Metastatic progression remains the leading cause of cancer mortality, yet clinicians lack reliable tools to predict from a primary tumor’s histology whether it will metastasize and, if so, to which organ. Existing computational pathology approaches treat metastasis status and metastatic site prediction as separate, single‑step tasks and ignore the sequential clinical workflow in which a high‑sensitivity risk screen is first applied, followed by a site‑specific assessment for the screened‑positive cases. In this context, the authors introduce HistoMet, a decision‑aware, concept‑aligned multiple‑instance learning (MIL) framework that explicitly mirrors this two‑stage clinical decision process using only whole‑slide images (WSIs) of primary tumors.

The pipeline consists of two modules. Module A performs binary classification of metastatic risk. It aggregates multi‑scale (10× and 20×) patch embeddings extracted from a pretrained pathology feature extractor (Conch) using a MIL aggregator, and outputs a slide‑level probability. The operating point is set to a fixed high sensitivity (95 % in the primary experiments) to ensure that almost all future metastatic cases are captured; specificity is then used to quantify how many low‑risk primary cases can be safely excluded from downstream analysis. Module B is invoked only for the cases flagged as high‑risk by Module A. It compresses the patch‑level features into a set of learnable visual prototype tokens, aligns these tokens with semantic embeddings of clinically defined metastatic concepts (e.g., “brain metastasis”, “lymph‑node metastasis”) derived from a frozen pathology vision‑language model (a CLIP‑style model trained on histopathology image‑text pairs), and finally predicts one of four metastatic sites (brain, lymph node, liver, soft tissue). This concept‑guided alignment provides interpretability and improves performance on rare site classes.

The authors evaluated HistoMet on a multi‑institutional pan‑cancer cohort comprising 6,504 patients (6,858 WSIs) with longitudinal follow‑up and site annotations. In the first stage, 3,004 patients eventually developed metastases while 3,854 remained metastasis‑free. The second stage involved site prediction for the metastatic cases, with a highly imbalanced distribution (brain = 266, lymph node = 2,121, liver = 192, soft tissue = 425). Using five‑fold cross‑validation, the authors report that Module A consistently outperforms state‑of‑the‑art MIL baselines (ABMIL, CLAM, TransMIL) in terms of AUC and, more importantly, achieves higher specificity at the same sensitivity, thereby reducing false‑positive referrals to Module B. Calibration curves demonstrate that HistoMet’s probability estimates are well‑calibrated, supporting the use of fixed thresholds in a screening setting.

For Module B, the integration of language‑derived concepts yields a macro‑F1 of 74.6 ± 1.3 and a macro one‑vs‑rest AUC of 92.1 ± 0.9 across the four sites, surpassing all baselines. Notably, performance gains are most pronounced for the rare brain and liver metastasis classes, suggesting that semantic guidance helps the model learn discriminative patterns despite limited training examples.

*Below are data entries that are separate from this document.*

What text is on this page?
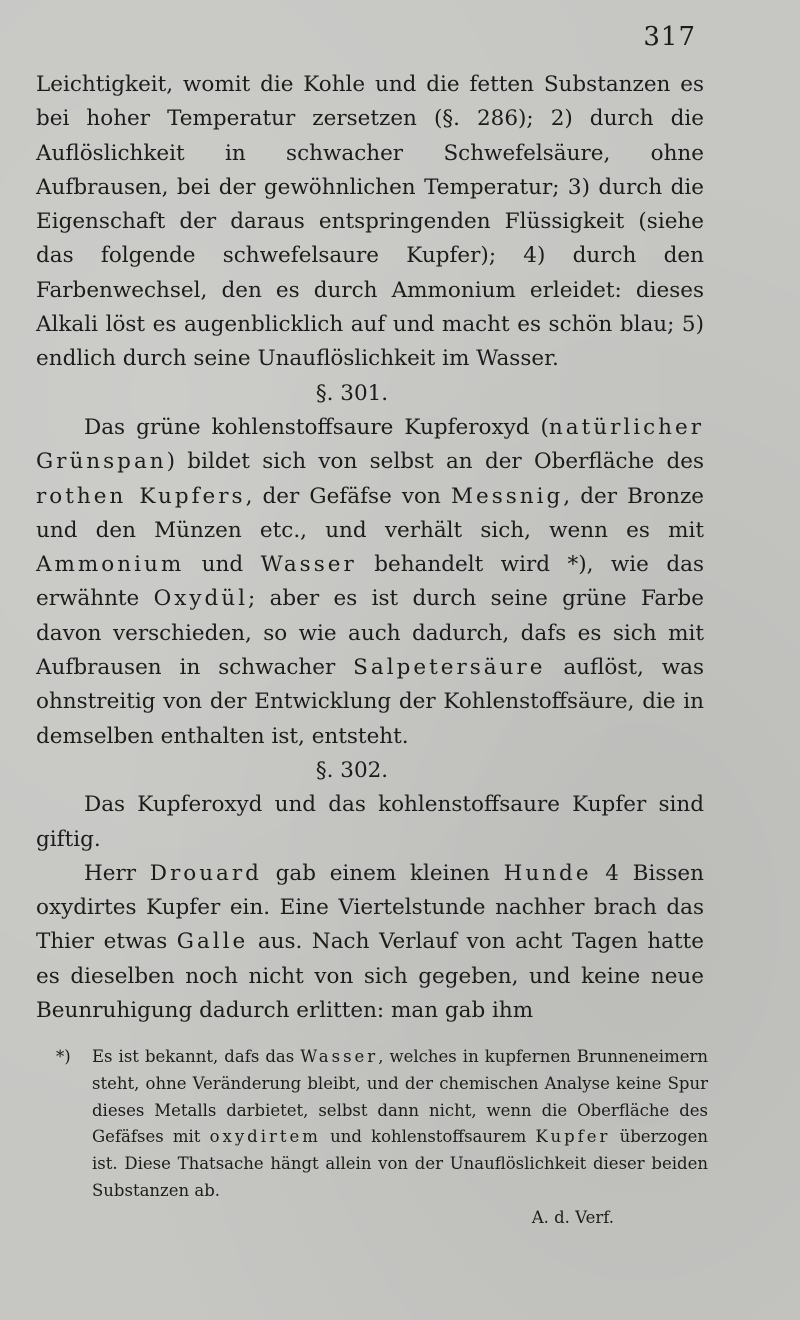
317

Leichtigkeit, womit die Kohle und die fetten Substanzen es bei hoher Temperatur zersetzen (§. 286); 2) durch die Auflöslichkeit in schwacher Schwefelsäure, ohne Aufbrausen, bei der gewöhnlichen Temperatur; 3) durch die Eigenschaft der daraus entspringenden Flüssigkeit (siehe das folgende schwefelsaure Kupfer); 4) durch den Farbenwechsel, den es durch Ammonium erleidet: dieses Alkali löst es augenblicklich auf und macht es schön blau; 5) endlich durch seine Unauflöslichkeit im Wasser.

§. 301.

Das grüne kohlenstoffsaure Kupferoxyd (natürlicher Grünspan) bildet sich von selbst an der Oberfläche des rothen Kupfers, der Gefäfse von Messnig, der Bronze und den Münzen etc., und verhält sich, wenn es mit Ammonium und Wasser behandelt wird *), wie das erwähnte Oxydül; aber es ist durch seine grüne Farbe davon verschieden, so wie auch dadurch, dafs es sich mit Aufbrausen in schwacher Salpetersäure auflöst, was ohnstreitig von der Entwicklung der Kohlenstoffsäure, die in demselben enthalten ist, entsteht.

§. 302.

Das Kupferoxyd und das kohlenstoffsaure Kupfer sind giftig.

Herr Drouard gab einem kleinen Hunde 4 Bissen oxydirtes Kupfer ein. Eine Viertelstunde nachher brach das Thier etwas Galle aus. Nach Verlauf von acht Tagen hatte es dieselben noch nicht von sich gegeben, und keine neue Beunruhigung dadurch erlitten: man gab ihm

*) Es ist bekannt, dafs das Wasser, welches in kupfernen Brunneneimern steht, ohne Veränderung bleibt, und der chemischen Analyse keine Spur dieses Metalls darbietet, selbst dann nicht, wenn die Oberfläche des Gefäfses mit oxydirtem und kohlenstoffsaurem Kupfer überzogen ist. Diese Thatsache hängt allein von der Unauflöslichkeit dieser beiden Substanzen ab.
A. d. Verf.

When the full two‑stage pipeline is evaluated end‑to‑end under a 95 % sensitivity operating point, HistoMet achieves a five‑class accuracy of 55.8 % and a macro‑F1 of 61.2 %, outperforming CLAM and TransMIL and remaining competitive with ABMIL. Importantly, the high‑sensitivity screen filters out 23 % of cases as low‑risk, translating into a 23 % reduction in downstream workload for pathologists. At a slightly relaxed sensitivity (90 %), all methods improve modestly, but HistoMet maintains the most stable macro‑F1, highlighting its robustness to threshold variations.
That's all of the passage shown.